Ms. Ameera Al Ishaq, Clinical Psychologist, and Deputy Head of the Psychological Service Unit at Hamad Medical Corporation (HMC) says fasting during the holy month of Ramadan can be an effective way to manage depression and anger, and to strengthen self-restraint and patience.
“The social traditions that accompany the practice of fasting can have a number of mental and emotional benefits. During Ramadan, families sit down together to break their fast each evening and this and many of the other communal aspects of Ramadan have been proven to impact mental health in a positive way,” said Ms. Al Ishaq.

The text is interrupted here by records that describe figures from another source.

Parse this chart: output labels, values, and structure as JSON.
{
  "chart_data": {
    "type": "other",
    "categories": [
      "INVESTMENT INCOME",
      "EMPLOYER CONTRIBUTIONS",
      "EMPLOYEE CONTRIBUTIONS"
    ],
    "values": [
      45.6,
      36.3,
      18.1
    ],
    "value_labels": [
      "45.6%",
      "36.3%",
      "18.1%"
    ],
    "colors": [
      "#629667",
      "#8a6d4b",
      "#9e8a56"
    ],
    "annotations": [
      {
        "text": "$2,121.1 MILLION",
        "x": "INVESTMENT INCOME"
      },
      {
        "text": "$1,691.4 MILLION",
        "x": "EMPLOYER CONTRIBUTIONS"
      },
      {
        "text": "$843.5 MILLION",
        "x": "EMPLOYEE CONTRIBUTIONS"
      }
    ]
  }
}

“These benefits are particularly pronounced for those experiencing depression and loneliness. Engaging in fasting can bring families and social groups closer together and this can be reassuring for individuals who are managing depression or anxiety. Fasting can be a natural way to alleviate the symptoms of many mental health illnesses. Ramadan can also be a great time to break unhealthy habits like smoking and to establish new, healthy habits,” added Ms. Al Ishaq.
According to Ms. Al Ishaq fasting, and the spiritual and social practices that accompany it, can help some individuals cope with many of the stresses of daily life. The practice of fasting can also help improve self-restraint and support anger management in individuals who are easily angered.

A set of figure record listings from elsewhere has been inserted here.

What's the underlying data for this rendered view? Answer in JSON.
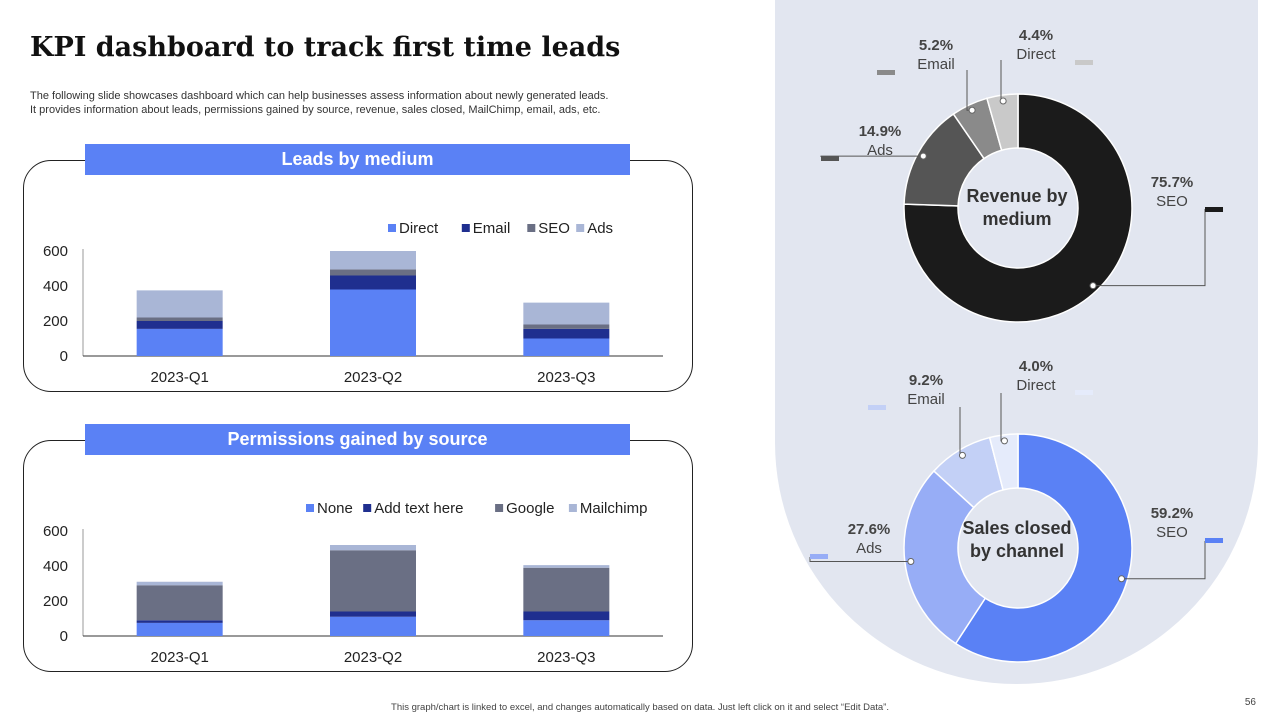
{
  "title": "KPI dashboard to track first time leads",
  "subtitle": [
    "The following slide showcases dashboard which can help businesses assess information about newly generated leads.",
    "It provides information about leads, permissions gained by source, revenue, sales closed, MailChimp, email, ads, etc."
  ],
  "footer": "This graph/chart is linked to excel, and changes automatically based on data. Just left click on it and select “Edit Data”.",
  "page_number": "56",
  "chart_data": [
    {
      "id": "leads",
      "type": "bar",
      "stacked": true,
      "title": "Leads by medium",
      "categories": [
        "2023-Q1",
        "2023-Q2",
        "2023-Q3"
      ],
      "series": [
        {
          "name": "Direct",
          "color": "#5a81f5",
          "values": [
            155,
            380,
            100
          ]
        },
        {
          "name": "Email",
          "color": "#1f2f8f",
          "values": [
            45,
            80,
            55
          ]
        },
        {
          "name": "SEO",
          "color": "#6a6f84",
          "values": [
            20,
            35,
            25
          ]
        },
        {
          "name": "Ads",
          "color": "#a9b6d6",
          "values": [
            155,
            105,
            125
          ]
        }
      ],
      "ylim": [
        0,
        600
      ],
      "yticks": [
        "0",
        "200",
        "400",
        "600"
      ],
      "legend": "top-right"
    },
    {
      "id": "permissions",
      "type": "bar",
      "stacked": true,
      "title": "Permissions gained by source",
      "categories": [
        "2023-Q1",
        "2023-Q2",
        "2023-Q3"
      ],
      "series": [
        {
          "name": "None",
          "color": "#5a81f5",
          "values": [
            75,
            110,
            90
          ]
        },
        {
          "name": "Add text here",
          "color": "#1f2f8f",
          "values": [
            15,
            30,
            50
          ]
        },
        {
          "name": "Google",
          "color": "#6a6f84",
          "values": [
            200,
            350,
            250
          ]
        },
        {
          "name": "Mailchimp",
          "color": "#a9b6d6",
          "values": [
            20,
            30,
            15
          ]
        }
      ],
      "ylim": [
        0,
        600
      ],
      "yticks": [
        "0",
        "200",
        "400",
        "600"
      ],
      "legend": "top-right"
    },
    {
      "id": "revenue",
      "type": "pie",
      "donut": true,
      "title_lines": [
        "Revenue by",
        "medium"
      ],
      "slices": [
        {
          "name": "SEO",
          "value": 75.7,
          "label": "75.7%",
          "color": "#1b1b1b"
        },
        {
          "name": "Ads",
          "value": 14.9,
          "label": "14.9%",
          "color": "#555555"
        },
        {
          "name": "Email",
          "value": 5.2,
          "label": "5.2%",
          "color": "#8a8a8a"
        },
        {
          "name": "Direct",
          "value": 4.4,
          "label": "4.4%",
          "color": "#c9c9c9"
        }
      ]
    },
    {
      "id": "sales",
      "type": "pie",
      "donut": true,
      "title_lines": [
        "Sales closed",
        "by channel"
      ],
      "slices": [
        {
          "name": "SEO",
          "value": 59.2,
          "label": "59.2%",
          "color": "#5a81f5"
        },
        {
          "name": "Ads",
          "value": 27.6,
          "label": "27.6%",
          "color": "#97adf6"
        },
        {
          "name": "Email",
          "value": 9.2,
          "label": "9.2%",
          "color": "#c3d0f6"
        },
        {
          "name": "Direct",
          "value": 4.0,
          "label": "4.0%",
          "color": "#e5ebfb"
        }
      ]
    }
  ]
}
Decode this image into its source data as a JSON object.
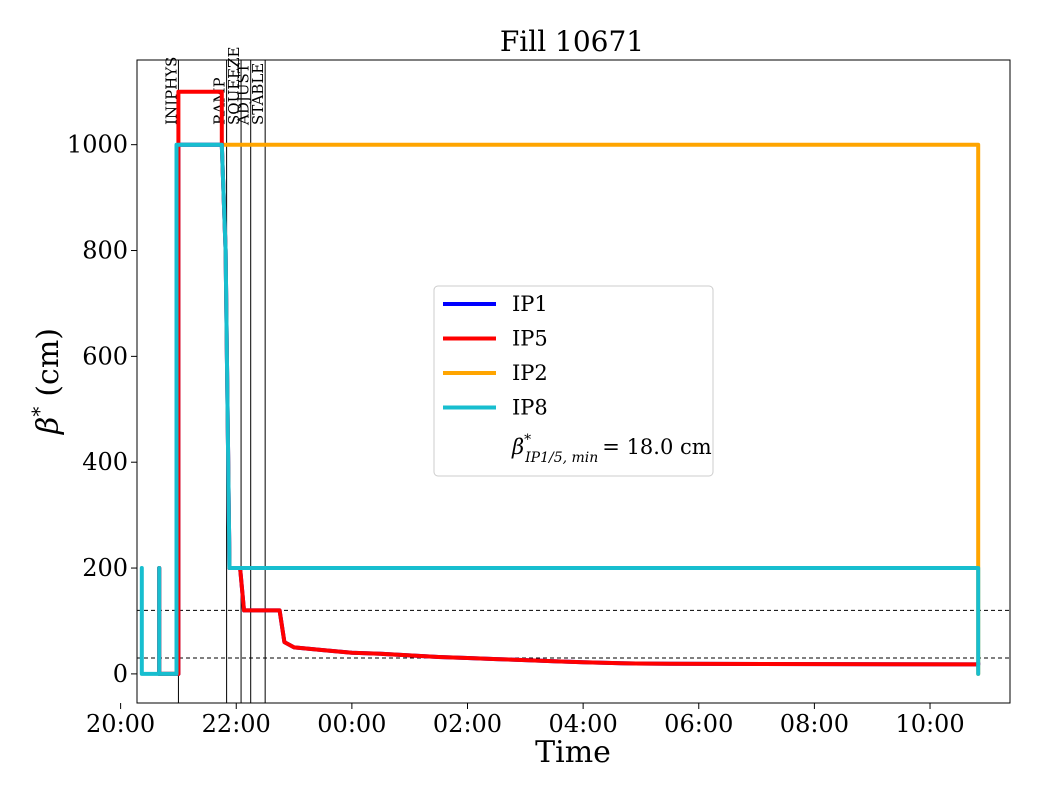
{
  "chart_data": {
    "type": "line",
    "title": "Fill 10671",
    "xlabel": "Time",
    "ylabel_symbol": "β",
    "ylabel_sup": "*",
    "ylabel_unit": "(cm)",
    "xlim": [
      "20:17",
      "11:23"
    ],
    "ylim": [
      -55,
      1160
    ],
    "x_ticks": [
      "20:00",
      "22:00",
      "00:00",
      "02:00",
      "04:00",
      "06:00",
      "08:00",
      "10:00"
    ],
    "y_ticks": [
      0,
      200,
      400,
      600,
      800,
      1000
    ],
    "grid": false,
    "reference_lines": [
      120,
      30
    ],
    "phases": [
      {
        "label": "INJPHYS",
        "time": "21:00"
      },
      {
        "label": "RAMP",
        "time": "21:50"
      },
      {
        "label": "SQUEEZE",
        "time": "22:05"
      },
      {
        "label": "ADJUST",
        "time": "22:15"
      },
      {
        "label": "STABLE",
        "time": "22:30"
      }
    ],
    "series": [
      {
        "name": "IP1",
        "color": "#0000ff",
        "points": [
          [
            "20:40",
            0
          ],
          [
            "20:40",
            200
          ],
          [
            "20:40",
            0
          ],
          [
            "21:00",
            0
          ],
          [
            "21:00",
            1000
          ],
          [
            "21:45",
            1000
          ],
          [
            "21:49",
            800
          ],
          [
            "21:53",
            200
          ],
          [
            "22:04",
            200
          ],
          [
            "22:08",
            120
          ],
          [
            "22:45",
            120
          ],
          [
            "22:50",
            60
          ],
          [
            "23:00",
            50
          ],
          [
            "23:30",
            45
          ],
          [
            "00:00",
            40
          ],
          [
            "00:30",
            38
          ],
          [
            "01:00",
            35
          ],
          [
            "01:30",
            32
          ],
          [
            "02:00",
            30
          ],
          [
            "02:30",
            28
          ],
          [
            "03:00",
            26
          ],
          [
            "03:30",
            24
          ],
          [
            "04:00",
            22
          ],
          [
            "04:40",
            20
          ],
          [
            "05:30",
            19
          ],
          [
            "10:50",
            18
          ],
          [
            "10:50",
            20
          ]
        ]
      },
      {
        "name": "IP5",
        "color": "#ff0000",
        "points": [
          [
            "20:40",
            0
          ],
          [
            "20:40",
            200
          ],
          [
            "20:40",
            0
          ],
          [
            "21:00",
            0
          ],
          [
            "21:00",
            1100
          ],
          [
            "21:45",
            1100
          ],
          [
            "21:45",
            1000
          ],
          [
            "21:49",
            800
          ],
          [
            "21:53",
            200
          ],
          [
            "22:04",
            200
          ],
          [
            "22:08",
            120
          ],
          [
            "22:45",
            120
          ],
          [
            "22:50",
            60
          ],
          [
            "23:00",
            50
          ],
          [
            "23:30",
            45
          ],
          [
            "00:00",
            40
          ],
          [
            "00:30",
            38
          ],
          [
            "01:00",
            35
          ],
          [
            "01:30",
            32
          ],
          [
            "02:00",
            30
          ],
          [
            "02:30",
            28
          ],
          [
            "03:00",
            26
          ],
          [
            "03:30",
            24
          ],
          [
            "04:00",
            22
          ],
          [
            "04:40",
            20
          ],
          [
            "05:30",
            19
          ],
          [
            "10:50",
            18
          ],
          [
            "10:50",
            20
          ]
        ]
      },
      {
        "name": "IP2",
        "color": "#ffa500",
        "points": [
          [
            "20:40",
            0
          ],
          [
            "20:40",
            200
          ],
          [
            "20:40",
            0
          ],
          [
            "21:00",
            0
          ],
          [
            "21:00",
            1000
          ],
          [
            "10:50",
            1000
          ],
          [
            "10:50",
            200
          ],
          [
            "10:50",
            0
          ]
        ]
      },
      {
        "name": "IP8",
        "color": "#17becf",
        "points": [
          [
            "20:22",
            0
          ],
          [
            "20:22",
            200
          ],
          [
            "20:22",
            0
          ],
          [
            "20:40",
            0
          ],
          [
            "20:40",
            200
          ],
          [
            "20:40",
            0
          ],
          [
            "20:58",
            0
          ],
          [
            "20:58",
            1000
          ],
          [
            "21:45",
            1000
          ],
          [
            "21:49",
            800
          ],
          [
            "21:53",
            200
          ],
          [
            "10:50",
            200
          ],
          [
            "10:50",
            0
          ]
        ]
      }
    ],
    "legend": {
      "placement": "center",
      "min_label_prefix": "β",
      "min_label_sup": "*",
      "min_label_sub": "IP1/5, min",
      "min_label_value": "= 18.0 cm"
    }
  }
}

“Fasting and associated acts of worship, such as the Taraweeh prayer, encourage communication and social interaction. For many individuals, the prayers, and the act of praying as a group can have a calming effect,” said Ms. Al Ishaq.
Ms. Al Ishaq said in addition to causing family conflict, uncontrolled anger and anxiety have long-term negative physical effects and can cause increased heart rate, high blood pressure, narrowing of blood vessels, and increased clotting, all of which can be heart attack triggers.

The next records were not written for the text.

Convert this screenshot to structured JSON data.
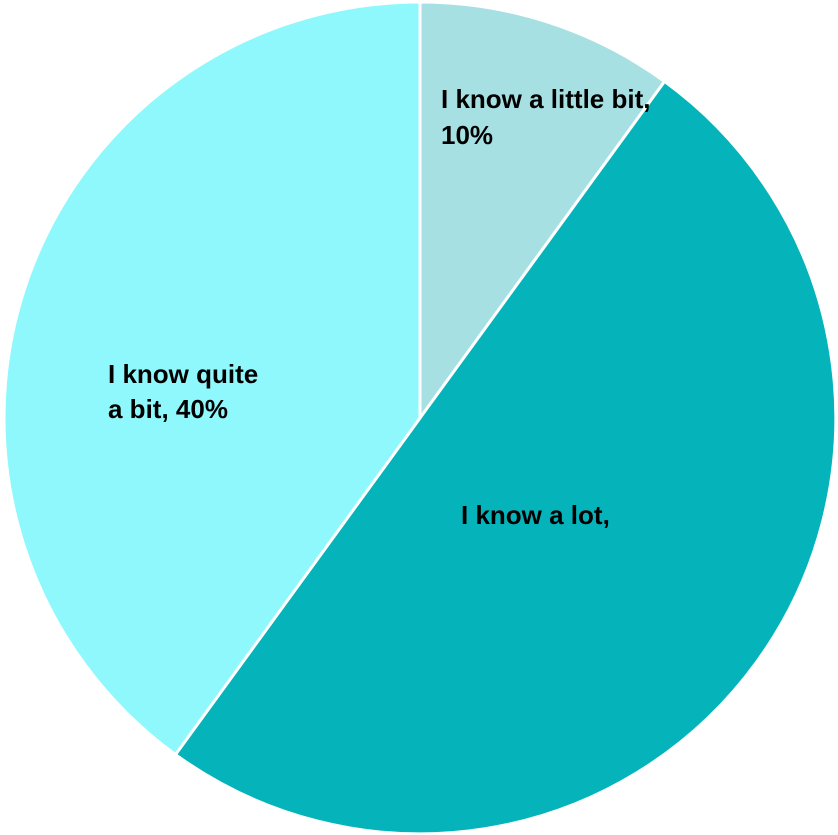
{
  "chart_data": {
    "type": "pie",
    "title": "",
    "slices": [
      {
        "label_lines": [
          "I know a little bit,",
          "10%"
        ],
        "category": "I know a little bit",
        "value": 10,
        "color": "#a6e0e2"
      },
      {
        "label_lines": [
          "I know a lot,"
        ],
        "category": "I know a lot",
        "value": 50,
        "color": "#04b4ba"
      },
      {
        "label_lines": [
          "I know quite",
          "a bit, 40%"
        ],
        "category": "I know quite a bit",
        "value": 40,
        "color": "#8ff8fc"
      }
    ],
    "start_angle_deg": 0,
    "direction": "clockwise",
    "legend": "none"
  }
}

She notes the Qur’an and Sunnah provide useful guidance on addressing a range of emotions, including anger, and says the Prophet Muhammad offers guidance on how to control anger and overcome the inclination to become angry.
“We are guided to sit down, break the sequence of events, and seek refuge in Allah as a way to move past anger. It is recommended believers make wudu’ as this will help them move away from a place of anger and allow time and space to think before speaking or reacting,” said Ms. Al Ishaq.